This 500-acre private island—one of the first clean-energy resorts in the world—is a true eco-friendly sanctuary that celebrates the indigenous culture of Fiji.

Indagare Loves

  • The cultural experiences, which introduce guests to ancient Fijian traditions
  • That guests are encouraged to “disconnect to reconnect” and leave their phones in their bures (rooms).
  • The “Bure Mamas” who take care of all guests’ needs


“Welcome home,” are the first words guests will hear when they arrive at the white-sand beaches of Turtle Island, a blissful island escape in Fiji. And by the time guests leave the eco-friendly paradise, they’ll feel as if they are leaving just that—a South Pacific home away from home.

A passion project of American entrepreneur Richard Evanson, who purchased Turtle Island in the 1970s, the all-inclusive resort is a personal retreat that provides meaningful experiences rooted in culture, community and connection. The eco-friendly resort boasts the largest privately owned solar power plant in the South Pacific and is one of the first creators of an official Sea Turtle Conservation program in Fiji in partnership with the World Wildlife Fund. Turtle Island is 100% plastic-free, grows its own produce in a five-acre garden and operates its own on-island desalination plant. Every guest supports the island’s conservation efforts by planting a tree during their stay.

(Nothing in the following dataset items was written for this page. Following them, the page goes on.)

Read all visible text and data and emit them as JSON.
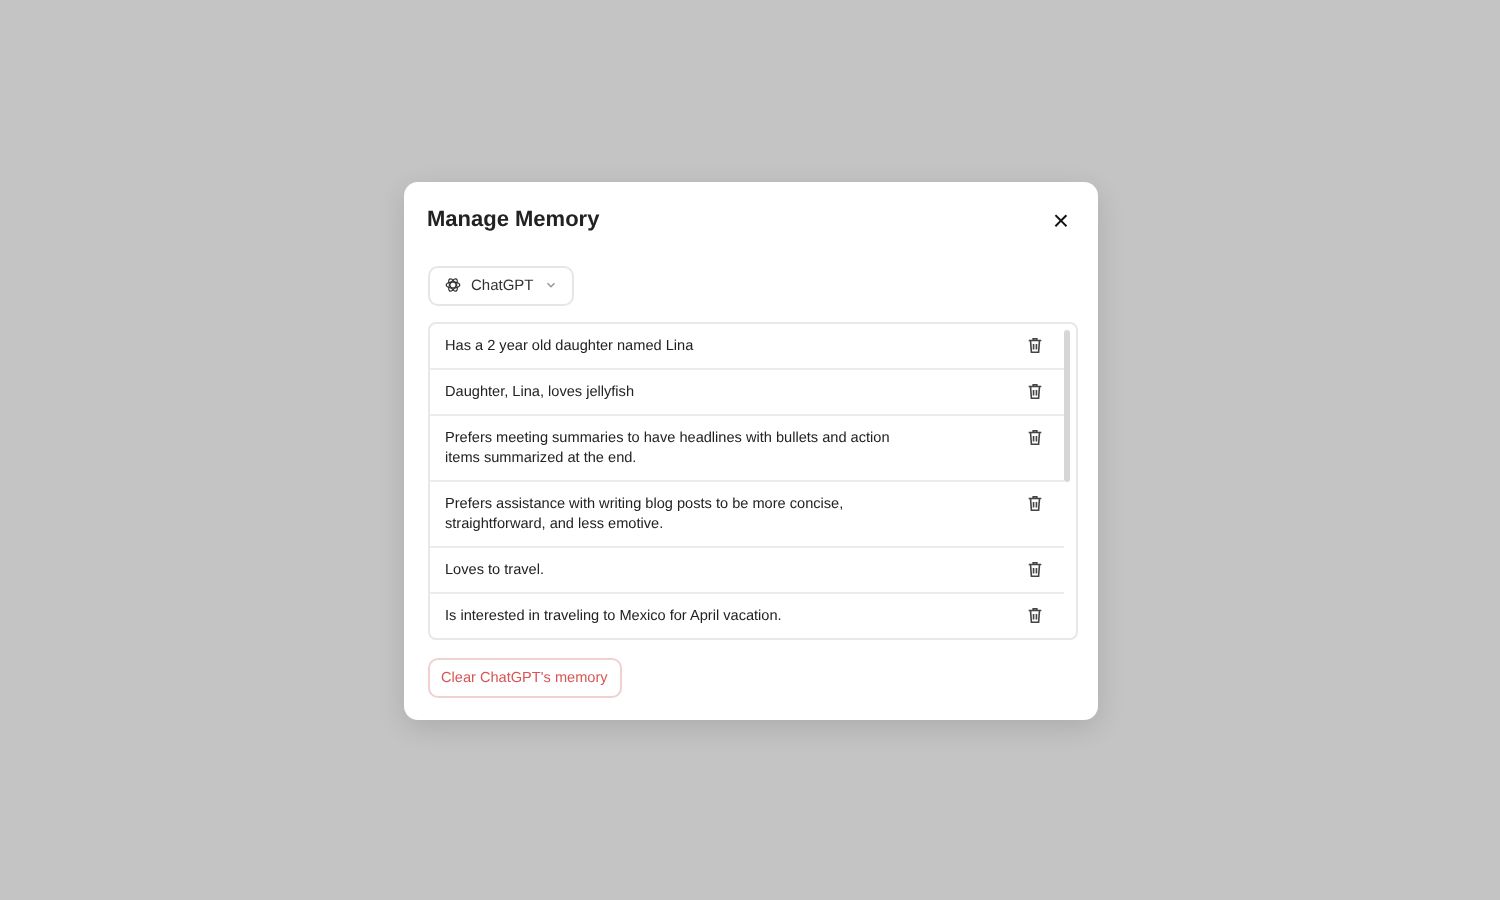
{
  "dialog": {
    "title": "Manage Memory",
    "close": "×"
  },
  "model_selector": {
    "label": "ChatGPT"
  },
  "memories": [
    {
      "text": "Has a 2 year old daughter named Lina"
    },
    {
      "text": "Daughter, Lina, loves jellyfish"
    },
    {
      "text": "Prefers meeting summaries to have headlines with bullets and action items summarized at the end."
    },
    {
      "text": "Prefers assistance with writing blog posts to be more concise, straightforward, and less emotive."
    },
    {
      "text": "Loves to travel."
    },
    {
      "text": "Is interested in traveling to Mexico for April vacation."
    }
  ],
  "clear_button": {
    "label": "Clear ChatGPT's memory"
  }
}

Turtle Island sleeps just 28 people in its 14 bures (bure is the Fijian word for a wood-and-straw villa), each of which is entirely solar-powered. The accommodations’ décor mimics the natural environment and embraces traditional Fijian design with lots of patterns, and all of the wooden furnishings are built from trees found on the island. While at the resort, guests are attended to by their “Bure Mama,” or personal concierge.

There are an abundance of activities on offer, and the island boasts 14 beaches that line the pristine turquoise water—it comes as no surprise that this was the set of 1980 film The Blue Lagoon. Guests can spend their days here enjoying private beach picnics and Fijian-inspired spa treatments or experiencing the beautiful region by snorkeling, scuba diving, paddle boarding, deep-sea fishing, horseback riding, biking and more. A soulful property, Turtle Island also offers visits to local villages, traditional kava (a Fijian drink) ceremonies and communal meals with fellow guests and staff members.

Who Should Stay

Turtle Island is ideal for couples seeking more than just a romantic escape—it is best for travelers who want to embrace the Fijian philosophy of “one people, one mana, one love.”

Getting There

Turtle Island is accessible by Turtle Airways seaplane transfer via Nadi International Airport.